The Falconeer is an open-world game featuring flight-based combat for the majority of its missions. The story sees you taking on the mantle of siding with various factions within the game. Depending on what faction you are a part of, different missions and adversaries are available to you. It's a clever mechanic, and it works well. 

Having trouble keeping a foe in view? Use the lock-on camera to always keep 'em in your sights.
What The Falconeer does right and exceptionally well is its flight-based combat. Considering that's what the majority of story and side quests is made up of, that's certainly a relief. Battles are fast, frenetic, and demand strategic planning in order to overcome the odds. If you start a battle at sea level, you'll find yourself at a disadvantage, as trying to raise up your falcon into the air will result in it getting its stamina depleted quite quickly. Thus, you'll be a sitting duck--er, falcon in this case, as you wait for your stamina to recover as enemies slowly but steadily pick you off. 

Alternately, if you opt to start a battle high in the sky, you get more options available to you. You can shoot at enemies from above, swoop down quickly to take care of foes directly, and then fly back into the sky without consuming as much stamina. 

This is how flight works in general in The Falconeer as well. Trying to rise into the air depletes stamina, while diving regenerates it. You can also boost through the air by holding down the L button as long as you have enough stamina. This specific maneuver is paramount for surviving the aforementioned battles, as not only does it allow you to move fast through the air, but it also allows you to perform barrel rolls in midair, deflecting and deftly dodging enemy attacks.

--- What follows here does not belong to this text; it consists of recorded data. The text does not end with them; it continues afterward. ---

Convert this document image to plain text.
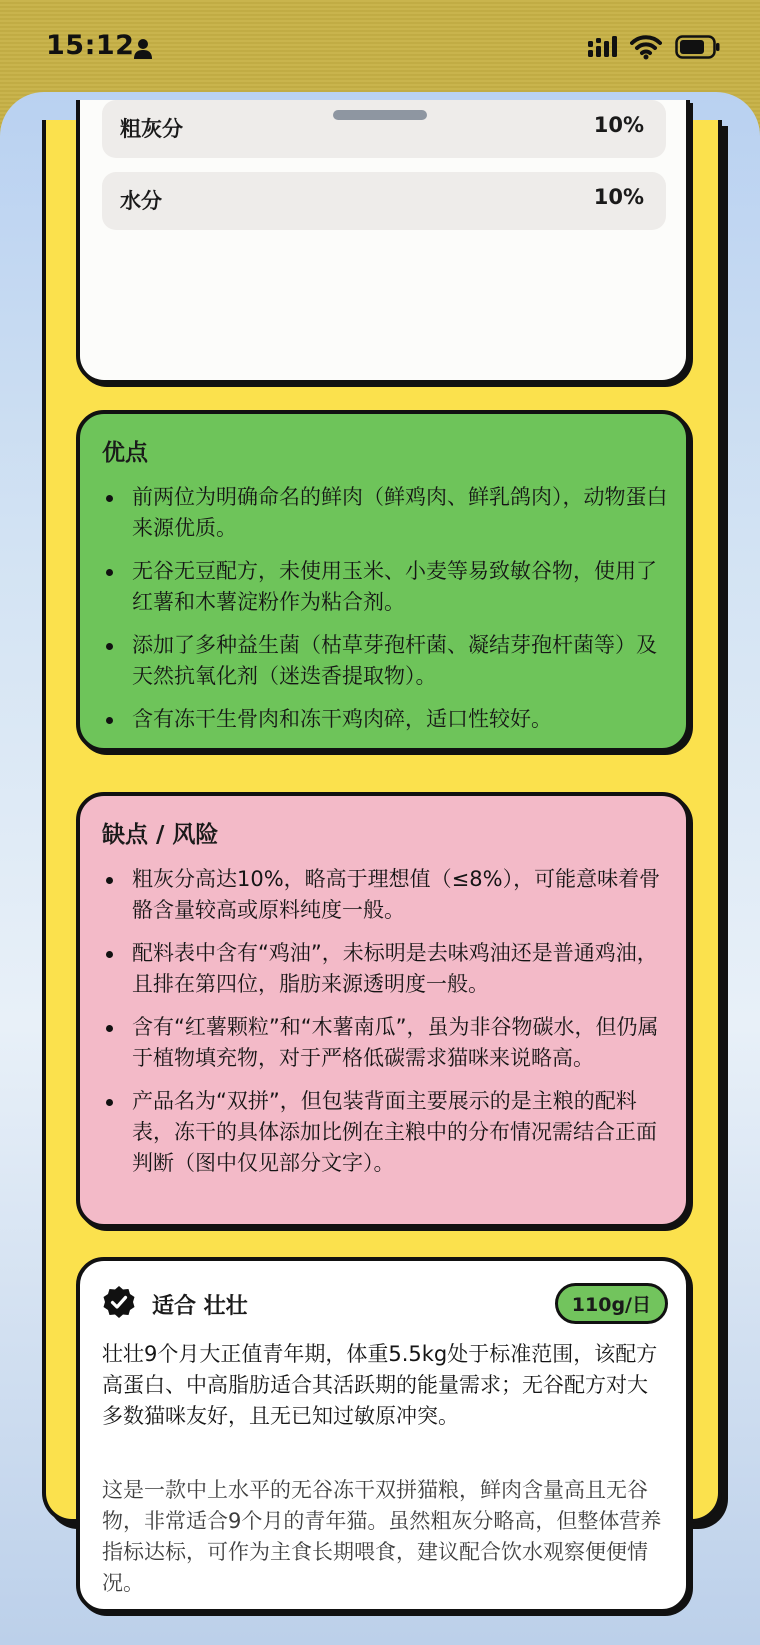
15:12
粗灰分	10%
水分	10%
优点
前两位为明确命名的鲜肉（鲜鸡肉、鲜乳鸽肉），动物蛋白来源优质。
无谷无豆配方，未使用玉米、小麦等易致敏谷物，使用了红薯和木薯淀粉作为粘合剂。
添加了多种益生菌（枯草芽孢杆菌、凝结芽孢杆菌等）及天然抗氧化剂（迷迭香提取物）。
含有冻干生骨肉和冻干鸡肉碎，适口性较好。
缺点 / 风险
粗灰分高达10%，略高于理想值（≤8%），可能意味着骨骼含量较高或原料纯度一般。
配料表中含有“鸡油”，未标明是去味鸡油还是普通鸡油，且排在第四位，脂肪来源透明度一般。
含有“红薯颗粒”和“木薯南瓜”，虽为非谷物碳水，但仍属于植物填充物，对于严格低碳需求猫咪来说略高。
产品名为“双拼”，但包装背面主要展示的是主粮的配料表，冻干的具体添加比例在主粮中的分布情况需结合正面判断（图中仅见部分文字）。
适合 壮壮	110g/日

壮壮9个月大正值青年期，体重5.5kg处于标准范围，该配方高蛋白、中高脂肪适合其活跃期的能量需求；无谷配方对大多数猫咪友好，且无已知过敏原冲突。

这是一款中上水平的无谷冻干双拼猫粮，鲜肉含量高且无谷物，非常适合9个月的青年猫。虽然粗灰分略高，但整体营养指标达标，可作为主食长期喂食，建议配合饮水观察便便情况。
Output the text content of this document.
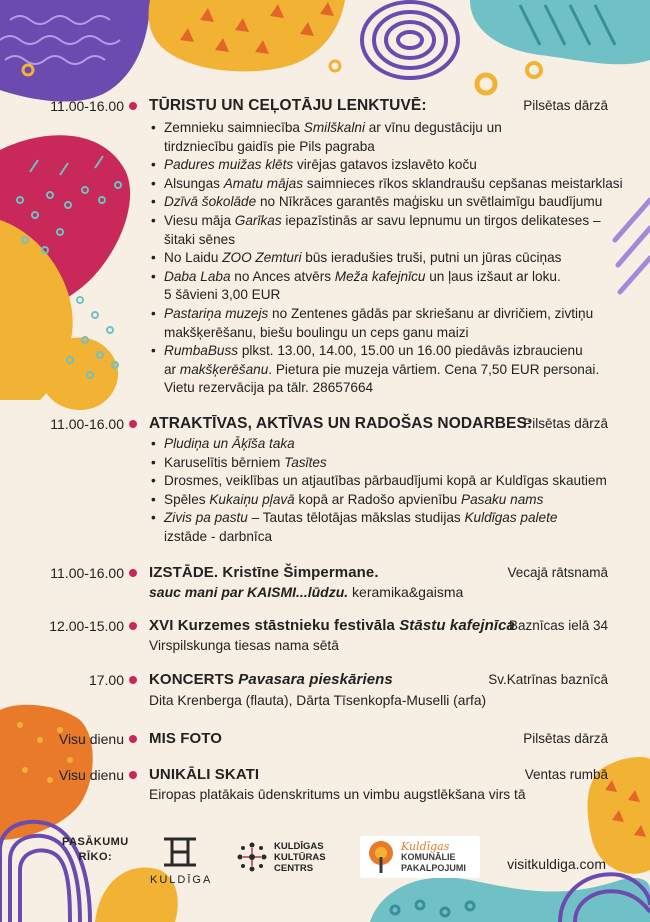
11.00-16.00 TŪRISTU UN CEĻOTĀJU LENKTUVĒ:	Pilsētas dārzā
• Zemnieku saimniecība Smilškalni ar vīnu degustāciju un
tirdzniecību gaidīs pie Pils pagraba
• Padures muižas klēts virējas gatavos izslavēto koču
• Alsungas Amatu mājas saimnieces rīkos sklandraušu cepšanas meistarklasi
• Dzīvā šokolāde no Nīkrāces garantēs maģisku un svētlaimīgu baudījumu
• Viesu māja Garīkas iepazīstinās ar savu lepnumu un tirgos delikateses –
šitaki sēnes
• No Laidu ZOO Zemturi būs ieradušies truši, putni un jūras cūciņas
• Daba Laba no Ances atvērs Meža kafejnīcu un ļaus izšaut ar loku.
5 šāvieni 3,00 EUR
• Pastariņa muzejs no Zentenes gādās par skriešanu ar divričiem, zivtiņu
makšķerēšanu, biešu boulingu un ceps ganu maizi
• RumbaBuss plkst. 13.00, 14.00, 15.00 un 16.00 piedāvās izbraucienu
ar makšķerēšanu. Pietura pie muzeja vārtiem. Cena 7,50 EUR personai.
Vietu rezervācija pa tālr. 28657664
11.00-16.00 ATRAKTĪVAS, AKTĪVAS UN RADOŠAS NODARBES:
Pilsētas dārzā
• Pludiņa un Āķīša taka
• Karuselītis bērniem Tasītes
• Drosmes, veiklības un atjautības pārbaudījumi kopā ar Kuldīgas skautiem
• Spēles Kukaiņu pļavā kopā ar Radošo apvienību Pasaku nams
• Zivis pa pastu – Tautas tēlotājas mākslas studijas Kuldīgas palete
izstāde - darbnīca
11.00-16.00 IZSTĀDE. Kristīne Šimpermane.	Vecajā rātsnamā
sauc mani par KAISMI...lūdzu. keramika&gaisma
12.00-15.00 XVI Kurzemes stāstnieku festivāla Stāstu kafejnīca
Baznīcas ielā 34
Virspilskunga tiesas nama sētā
17.00 KONCERTS Pavasara pieskāriens	Sv.Katrīnas baznīcā
Dita Krenberga (flauta), Dārta Tīsenkopfa-Muselli (arfa)
Visu dienu MIS FOTO	Pilsētas dārzā
Visu dienu UNIKĀLI SKATI	Ventas rumbā
Eiropas platākais ūdenskritums un vimbu augstlēkšana virs tā
PASĀKUMU
RĪKO:
KULDĪGA
KULDĪGAS
KULTŪRAS
CENTRS
Kuldīgas
KOMUNĀLIE
PAKALPOJUMI	visitkuldiga.com
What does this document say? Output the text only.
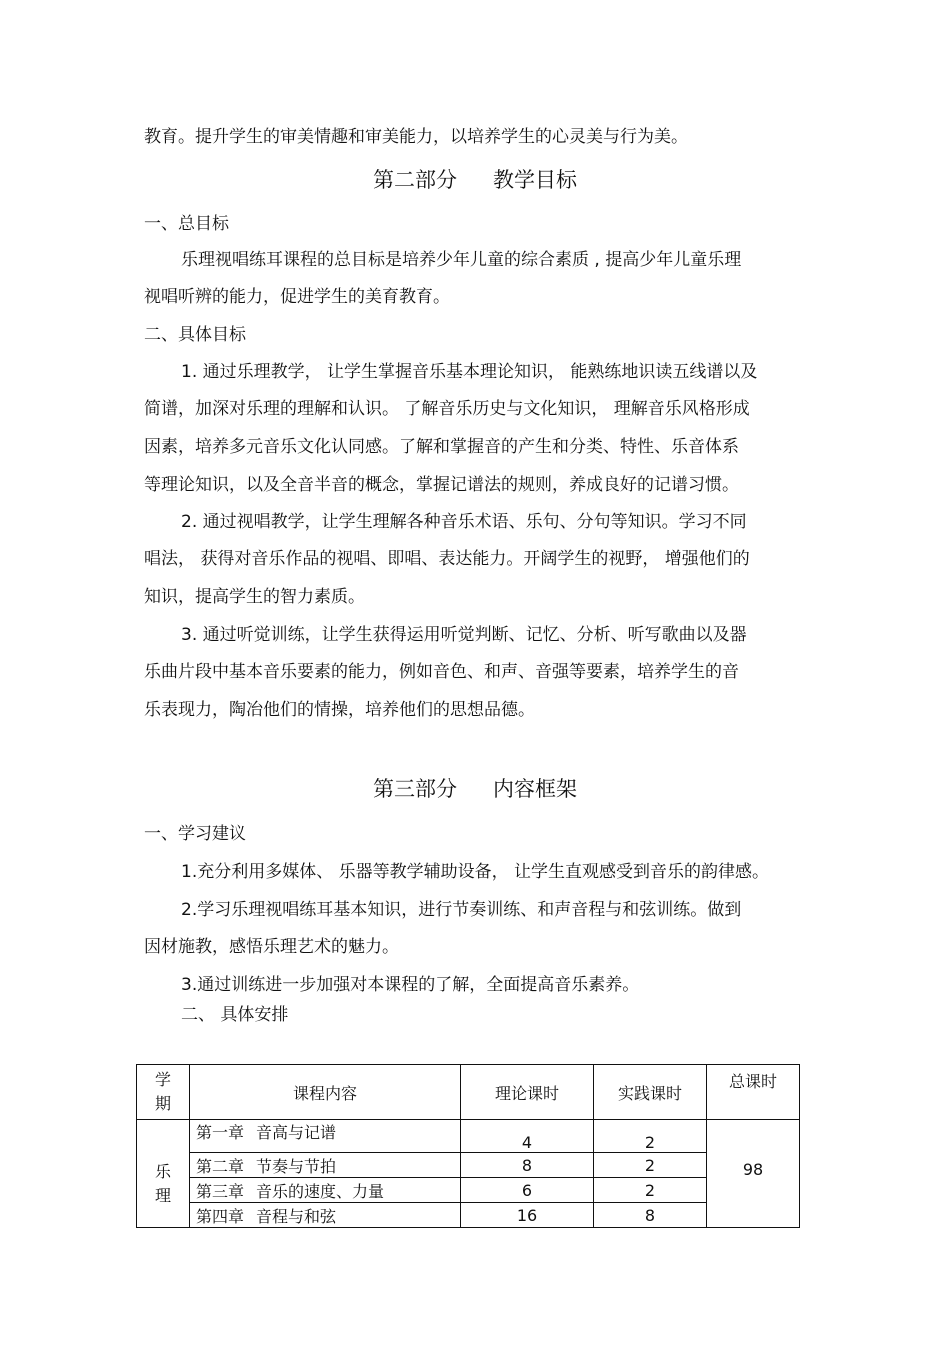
教育。提升学生的审美情趣和审美能力，以培养学生的心灵美与行为美。
第二部分 教学目标
一、总目标
乐理视唱练耳课程的总目标是培养少年儿童的综合素质 , 提高少年儿童乐理
视唱听辨的能力，促进学生的美育教育。
二、具体目标
1. 通过乐理教学， 让学生掌握音乐基本理论知识， 能熟练地识读五线谱以及
简谱，加深对乐理的理解和认识。 了解音乐历史与文化知识， 理解音乐风格形成
因素，培养多元音乐文化认同感。了解和掌握音的产生和分类、特性、乐音体系
等理论知识，以及全音半音的概念，掌握记谱法的规则，养成良好的记谱习惯。
2. 通过视唱教学，让学生理解各种音乐术语、乐句、分句等知识。学习不同
唱法， 获得对音乐作品的视唱、即唱、表达能力。开阔学生的视野， 增强他们的
知识，提高学生的智力素质。
3. 通过听觉训练，让学生获得运用听觉判断、记忆、分析、听写歌曲以及器
乐曲片段中基本音乐要素的能力，例如音色、和声、音强等要素，培养学生的音
乐表现力，陶冶他们的情操，培养他们的思想品德。
第三部分 内容框架
一、学习建议
1.充分利用多媒体、 乐器等教学辅助设备， 让学生直观感受到音乐的韵律感。
2.学习乐理视唱练耳基本知识，进行节奏训练、和声音程与和弦训练。做到
因材施教，感悟乐理艺术的魅力。
3.通过训练进一步加强对本课程的了解，全面提高音乐素养。
二、 具体安排
学
期	课程内容	理论课时	实践课时	总课时

乐
理	第一章 音高与记谱	4	2	98
	第二章 节奏与节拍	8	2	
	第三章 音乐的速度、力量	6	2	
	第四章 音程与和弦	16	8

Customize your warbird to your liking with a multitude of available options.
The Falconeer sports multiple chapters that can be played through in any order. Your level and stats carry over from each chapter, and each chapter provides you with one main story arc and quest line to follow. Meanwhile, myriad side quests can be taken at various outposts and towns sprinkled along the Ursee, the pirate-like fantasy world of the game. Taking on side quests is recommended not just for the good gains you get money-wise, but also the points you earn experience-wise. Leveling your Falconeer and falcon up is important as to not enter combat scenarios that you can't win. 

There's no question that The Falconeer: Warrior Edition is a stellar port on the Switch. That much is certain. Running at a super steady 60 frames per second with never a drop to be found, whether docked or in handheld form, the game is terrific technically. What's even better is that outside of the opening, between missions, quests, fast traveling, and transitions between screens, there's hardly any loading to be speak of, which is insanely impressive. I especially liked how I could skip the traveling between the quest-giver and the actual objective sight and back again via an awesome "fast flight" option.

Well, that's something you don't see every day--lots of water!
(Were you expecting me to call attention to the giant turtle?)
It says something about The Falconeer: Warrior Edition that despite having the game for a month now, I struggled to find the motivation to play it (of course, a new job didn't really help with that either). While certainly not every aspect of the game is boring or tedious - far from it - there are aspects like the gameplay loop, the repetitive mission design, and the rather unappealing story (at least to me) that made me bored with the game. I can definitely admit that The Falconeer is a well-crafted game otherwise; it's just one that did not soar to amazing heights for me, personally.

[SPC Says: C]

A code was received by SPC from the publisher for the purpose of writing this review.